When I was a girl in the seventies, my parents bought me a Hasbro Inchworm.
Now, it may not be readily obvious from the photo, but the way this little gem works is that you slip into the saddle, hold onto the two yellow saddle horns and bounce vigorously up and down. This action forces the inchworm to flex and unflex, making it roll slightly forward or backward depending largely on the incline of the terrain beneath.
Repeat as necessary.
It was my experience that my male friends didn't much care for "Inchy" as I lovingly called mine. (The yellow saddle horns had a tendency to bang against tender places *sigh*).

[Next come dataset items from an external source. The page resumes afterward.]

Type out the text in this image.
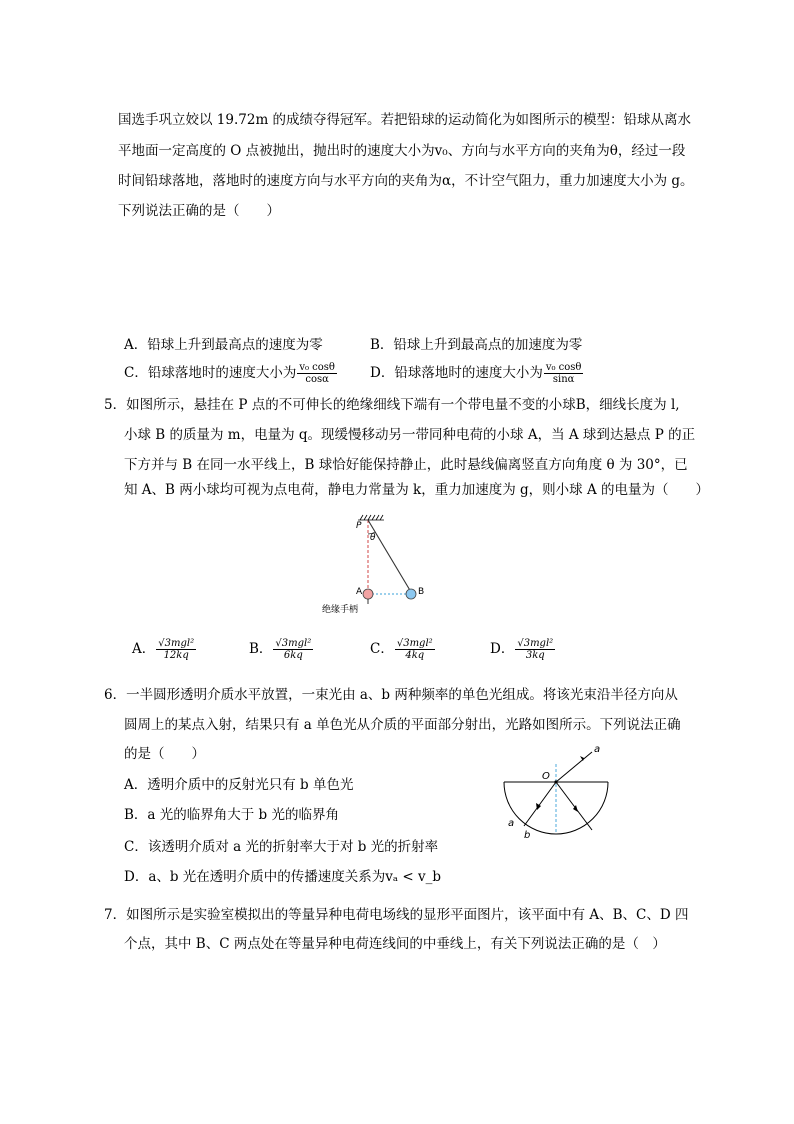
国选手巩立姣以 19.72m 的成绩夺得冠军。若把铅球的运动简化为如图所示的模型：铅球从离水
平地面一定高度的 O 点被抛出，抛出时的速度大小为v₀、方向与水平方向的夹角为θ，经过一段
时间铅球落地，落地时的速度方向与水平方向的夹角为α，不计空气阻力，重力加速度大小为 g。
下列说法正确的是（　　）
A．铅球上升到最高点的速度为零	B．铅球上升到最高点的加速度为零
C．铅球落地时的速度大小为 $\frac{\text{v₀ cosθ}}{\cos\alpha}$ D．铅球落地时的速度大小为 $\frac{\text{v₀ cosθ}}{\sin\alpha}$
5．如图所示，悬挂在 P 点的不可伸长的绝缘细线下端有一个带电量不变的小球B，细线长度为 l,
小球 B 的质量为 m，电量为 q。现缓慢移动另一带同种电荷的小球 A，当 A 球到达悬点 P 的正
下方并与 B 在同一水平线上，B 球恰好能保持静止，此时悬线偏离竖直方向角度 θ 为 30°，已
知 A、B 两小球均可视为点电荷，静电力常量为 k，重力加速度为 g，则小球 A 的电量为（　　）
P
θ
A	B
绝缘手柄
A． $\frac{\text{√3mgl²}}{12kq}$	B． $\frac{\text{√3mgl²}}{6kq}$	C． $\frac{\text{√3mgl²}}{4kq}$	D． $\frac{\text{√3mgl²}}{3kq}$
6．一半圆形透明介质水平放置，一束光由 a、b 两种频率的单色光组成。将该光束沿半径方向从
圆周上的某点入射，结果只有 a 单色光从介质的平面部分射出，光路如图所示。下列说法正确
的是（　　）
A．透明介质中的反射光只有 b 单色光
B．a 光的临界角大于 b 光的临界角
C．该透明介质对 a 光的折射率大于对 b 光的折射率
D．a、b 光在透明介质中的传播速度关系为vₐ < v_b
O
a
a
b
7．如图所示是实验室模拟出的等量异种电荷电场线的显形平面图片，该平面中有 A、B、C、D 四
个点，其中 B、C 两点处在等量异种电荷连线间的中垂线上，有关下列说法正确的是（　）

I am pretty sure this product was largely the work of some Hasbro executive with hairy palms who spent the majority of his time hanging out around schoolyards.
I don't remember exactly when my mother decided it was unseemly for me to be bouncing backward and forward on my Hasbro Inchworm -- or when exactly one Hasbro executive turned to another Hasbro executive and said "you know, eventually someone is going to catch onto the fact that we're just training little girls to saddle up."
But I can't imagine I'm the only naughty girl out there to remember one fondly.
You just can't find good toys with well-placed saddle horns these days.